A Catholic Priest and a Rabbi are riding in a plane. After a while, the Priest turns to the Rabbi and asks, “Is it still a requirement of your faith that you not eat pork.?” The Rabbi responds, “Yes, that is still one of our beliefs.”
The Priest then asks, “Have you ever eaten pork?”
To which the Rabbi replies, “Yes, on one occasion I did succumb to temptation and tasted pork.”
The Priest nodded in understanding and went on with his reading. A while later, the Rabbi spoke up and asked the Priest, “Father, is it still a requirement of your church that you remain celibate?”
The Priest replied, “Yes, that is still very much a part of our faith.”
The Rabbi then asked him, “Father, have you ever fallen to the temptations of the flesh?”
The Priest replied, “Yes Rabbi, on one occasion I was weak and broke with my faith.”
The Rabbi nodded understandingly for a moment and then said, “A lot better than pork isn’t it?”
One of the many ethnically centered jokes that my auld fella used to tell. Kinda rings true at the moment though. Slam the Middle Eastern desert people all you like, but at least their Clerics and Rabbis can get married. And because our boyos over here can’t, they either end up becoming sexual deviants or those weird unapproachable oddballs that carry a look of the lobotomized afterglow with them everywhere.
Yet, here we are now, into the second decade of the 21st century and none of the leaders of the three great monotheistic religions can enjoy, what in my opinion, is the single greatest pleasure known to the human race – a Rasher and a Ride. In that order I might add. Surely world peace would be that bit more attainable if our priests could have a bit of slap and tickle and the other lads could have a wee bit of prosciutto?
Of course, as anyone will tell you, religious rules and doctrines are for suckers. I have never known a Muslim who doesn’t take a drink and I’ve never known a Jew who won’t touch a bit of bacon. In fact, this next recipe is an Indonesian staple and it’s a pork curry. And Indonesia’s 200 million Muslims make up most of their population and they lob a bit of pork into loads of their dishes.
The primary ingredient here is the Kecap Manis. You can buy it in most Asian stores. It’s a sweet soy sauce made with treacle and dark soy sauce basically. Make sure you get the thick gloopier one. The thinner one is crap. And don’t bother making your own, it’s a pain in the swiss.

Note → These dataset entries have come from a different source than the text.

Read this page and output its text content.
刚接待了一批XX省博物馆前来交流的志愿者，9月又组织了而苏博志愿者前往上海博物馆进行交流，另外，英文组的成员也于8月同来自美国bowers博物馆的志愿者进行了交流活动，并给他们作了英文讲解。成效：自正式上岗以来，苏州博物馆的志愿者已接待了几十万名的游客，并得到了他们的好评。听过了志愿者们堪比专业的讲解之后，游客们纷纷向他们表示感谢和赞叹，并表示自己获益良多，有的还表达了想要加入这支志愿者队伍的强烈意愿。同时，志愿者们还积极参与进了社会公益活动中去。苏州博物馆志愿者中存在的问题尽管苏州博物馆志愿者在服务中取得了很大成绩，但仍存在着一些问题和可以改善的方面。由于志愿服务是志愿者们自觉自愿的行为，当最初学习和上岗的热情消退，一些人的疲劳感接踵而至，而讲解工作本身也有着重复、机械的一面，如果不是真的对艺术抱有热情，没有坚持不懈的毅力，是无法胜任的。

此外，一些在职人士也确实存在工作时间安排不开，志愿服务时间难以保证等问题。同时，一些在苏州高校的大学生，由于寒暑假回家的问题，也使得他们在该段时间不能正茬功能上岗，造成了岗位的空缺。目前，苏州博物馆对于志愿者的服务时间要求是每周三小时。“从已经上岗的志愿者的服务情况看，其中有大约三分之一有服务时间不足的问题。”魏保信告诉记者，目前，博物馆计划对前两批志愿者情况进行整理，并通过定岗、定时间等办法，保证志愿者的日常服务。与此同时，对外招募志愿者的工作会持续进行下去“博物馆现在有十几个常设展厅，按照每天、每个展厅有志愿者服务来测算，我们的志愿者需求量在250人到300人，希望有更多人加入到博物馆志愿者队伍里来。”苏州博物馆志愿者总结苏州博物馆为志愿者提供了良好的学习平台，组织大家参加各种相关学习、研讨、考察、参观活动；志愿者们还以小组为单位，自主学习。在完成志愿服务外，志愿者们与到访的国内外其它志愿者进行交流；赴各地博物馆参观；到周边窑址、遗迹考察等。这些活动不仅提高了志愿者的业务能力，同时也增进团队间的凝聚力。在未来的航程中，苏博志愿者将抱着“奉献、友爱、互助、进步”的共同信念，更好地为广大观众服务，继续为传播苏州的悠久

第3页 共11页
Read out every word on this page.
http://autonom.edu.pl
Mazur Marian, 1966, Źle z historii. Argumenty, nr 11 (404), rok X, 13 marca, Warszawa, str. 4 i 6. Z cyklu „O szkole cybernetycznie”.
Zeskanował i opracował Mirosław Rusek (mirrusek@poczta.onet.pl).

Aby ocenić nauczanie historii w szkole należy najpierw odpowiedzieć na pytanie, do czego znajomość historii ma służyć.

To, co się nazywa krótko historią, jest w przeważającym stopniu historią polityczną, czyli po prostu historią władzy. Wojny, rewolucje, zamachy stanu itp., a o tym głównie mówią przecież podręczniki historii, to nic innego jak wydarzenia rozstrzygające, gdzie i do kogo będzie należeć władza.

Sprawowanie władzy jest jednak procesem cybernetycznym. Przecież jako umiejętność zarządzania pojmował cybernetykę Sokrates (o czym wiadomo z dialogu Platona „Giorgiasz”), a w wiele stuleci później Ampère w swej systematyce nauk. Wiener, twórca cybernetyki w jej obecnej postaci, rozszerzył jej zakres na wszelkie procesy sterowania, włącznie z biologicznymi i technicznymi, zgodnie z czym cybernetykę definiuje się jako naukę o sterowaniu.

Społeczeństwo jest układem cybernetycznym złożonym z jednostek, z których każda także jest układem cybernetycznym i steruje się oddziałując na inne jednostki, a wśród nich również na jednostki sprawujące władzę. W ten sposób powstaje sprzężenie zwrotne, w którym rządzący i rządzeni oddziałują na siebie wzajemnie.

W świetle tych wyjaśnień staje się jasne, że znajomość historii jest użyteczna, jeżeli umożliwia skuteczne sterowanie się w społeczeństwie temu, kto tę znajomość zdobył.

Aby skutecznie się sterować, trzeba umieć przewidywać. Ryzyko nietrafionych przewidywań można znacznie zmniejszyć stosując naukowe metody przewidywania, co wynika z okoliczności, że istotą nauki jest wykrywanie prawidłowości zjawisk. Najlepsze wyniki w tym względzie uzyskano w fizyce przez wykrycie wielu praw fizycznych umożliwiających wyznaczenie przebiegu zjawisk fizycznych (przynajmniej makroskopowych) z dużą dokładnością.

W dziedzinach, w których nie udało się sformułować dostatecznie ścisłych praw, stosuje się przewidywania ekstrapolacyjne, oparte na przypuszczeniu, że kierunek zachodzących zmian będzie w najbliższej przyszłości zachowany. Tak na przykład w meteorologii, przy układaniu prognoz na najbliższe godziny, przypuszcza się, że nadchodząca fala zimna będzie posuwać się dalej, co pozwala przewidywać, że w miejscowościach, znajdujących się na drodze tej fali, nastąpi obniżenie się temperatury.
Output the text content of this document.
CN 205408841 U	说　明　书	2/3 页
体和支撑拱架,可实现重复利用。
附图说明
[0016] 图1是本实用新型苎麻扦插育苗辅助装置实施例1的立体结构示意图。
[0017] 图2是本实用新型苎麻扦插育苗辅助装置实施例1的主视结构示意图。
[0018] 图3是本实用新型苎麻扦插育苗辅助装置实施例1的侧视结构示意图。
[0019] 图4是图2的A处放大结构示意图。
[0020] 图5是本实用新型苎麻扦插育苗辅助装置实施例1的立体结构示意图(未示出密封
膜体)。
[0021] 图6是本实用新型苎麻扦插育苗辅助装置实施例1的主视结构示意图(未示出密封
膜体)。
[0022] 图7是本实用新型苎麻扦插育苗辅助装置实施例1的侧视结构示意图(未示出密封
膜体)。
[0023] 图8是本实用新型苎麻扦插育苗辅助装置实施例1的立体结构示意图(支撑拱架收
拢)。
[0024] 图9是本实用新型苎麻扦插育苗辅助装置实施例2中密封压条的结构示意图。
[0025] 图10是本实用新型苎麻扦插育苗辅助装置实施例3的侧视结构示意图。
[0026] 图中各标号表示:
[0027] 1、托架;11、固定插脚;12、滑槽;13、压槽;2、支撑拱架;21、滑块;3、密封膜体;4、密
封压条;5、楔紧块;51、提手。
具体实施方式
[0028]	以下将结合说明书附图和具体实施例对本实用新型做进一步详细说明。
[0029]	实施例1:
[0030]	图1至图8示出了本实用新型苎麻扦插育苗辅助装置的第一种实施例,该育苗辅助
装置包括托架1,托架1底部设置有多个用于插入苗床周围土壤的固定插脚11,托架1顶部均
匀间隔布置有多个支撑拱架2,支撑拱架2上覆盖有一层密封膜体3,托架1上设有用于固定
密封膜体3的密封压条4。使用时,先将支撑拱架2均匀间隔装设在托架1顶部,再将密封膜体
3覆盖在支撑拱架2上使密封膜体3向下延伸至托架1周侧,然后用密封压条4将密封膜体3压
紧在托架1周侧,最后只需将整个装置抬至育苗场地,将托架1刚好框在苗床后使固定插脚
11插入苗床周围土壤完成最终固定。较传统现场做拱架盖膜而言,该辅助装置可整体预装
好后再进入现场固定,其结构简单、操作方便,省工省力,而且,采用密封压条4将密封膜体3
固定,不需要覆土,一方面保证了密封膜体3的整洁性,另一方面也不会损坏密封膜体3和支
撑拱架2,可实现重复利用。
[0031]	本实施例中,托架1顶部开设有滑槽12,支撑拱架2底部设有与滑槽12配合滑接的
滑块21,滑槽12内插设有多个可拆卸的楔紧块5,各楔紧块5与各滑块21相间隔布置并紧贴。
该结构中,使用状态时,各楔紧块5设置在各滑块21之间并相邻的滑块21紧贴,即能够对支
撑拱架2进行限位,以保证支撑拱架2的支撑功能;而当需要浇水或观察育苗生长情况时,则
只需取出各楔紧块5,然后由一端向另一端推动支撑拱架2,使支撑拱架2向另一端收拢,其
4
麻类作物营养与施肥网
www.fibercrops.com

This also happens to be my favourite curry, probably coz of the pork. In a past life, I must have been a bastard son of a Muslim Cleric and a Jewish Princess. Anyhoo, not only is it really tasty but it’s dead, dead simple to make. It’s colour is quite dark though so the garnishes with the coriander, lime and chilli are a must.
KECAP PORK CURRY
- 1 Pork Fillet
- 2 cans of Coconut Milk
- 1 cup of Kecap Manis
- 1 Tablespoon of finely chopped fresh ginger
- 2 cloves of finely chopped garlic
- 4 shallots thinly slice
- 2 Tablespoons of peanut oil
- 1 chilli deseeded and thinly sliced and 1 chilli thinly sliced with seeds still in
- The juice of 1 lime
- 1 teaspoon of ground black pepper
- Get a griddle pan/frying pan/barbecue really hot and throw on the pork very quickly just to give it a smoky, slightly black coating but really pink in the middle. Remove and let it rest for a couple of minutes.
- Get your wok really hot. Put in the peanut oil. Fry your shallots for about 10 seconds on their own, then lash in the garlic, chilli, ginger and black pepper. Fry them all off for a bit, about 2 minutes at the max.Turn off the heat on the wok for the moment.
- When that’s done. Slice your pork into whatever bite size bits you’re comfortable with. Turn the wok back on but on to a low heat. Mix the pork into the mix in the wok and fry it all off.
- Pour in the coconut milk and Kecap Manis. Stir it all up. Put the lid on the wok, bring it all up to a slight boil, then take the heat way down and let it cook like that for about 45 minutes with the lid on.
- Then take the lid off , stir it and cook with the lid off for about five minutes.
- Pour the lime juice into the curry and stir. Serve it with some rice and garnish the curry by sprinkling some chopped coriander leaves and a little bit of freshly chopped chili. A lime wedge on the side would be nice too.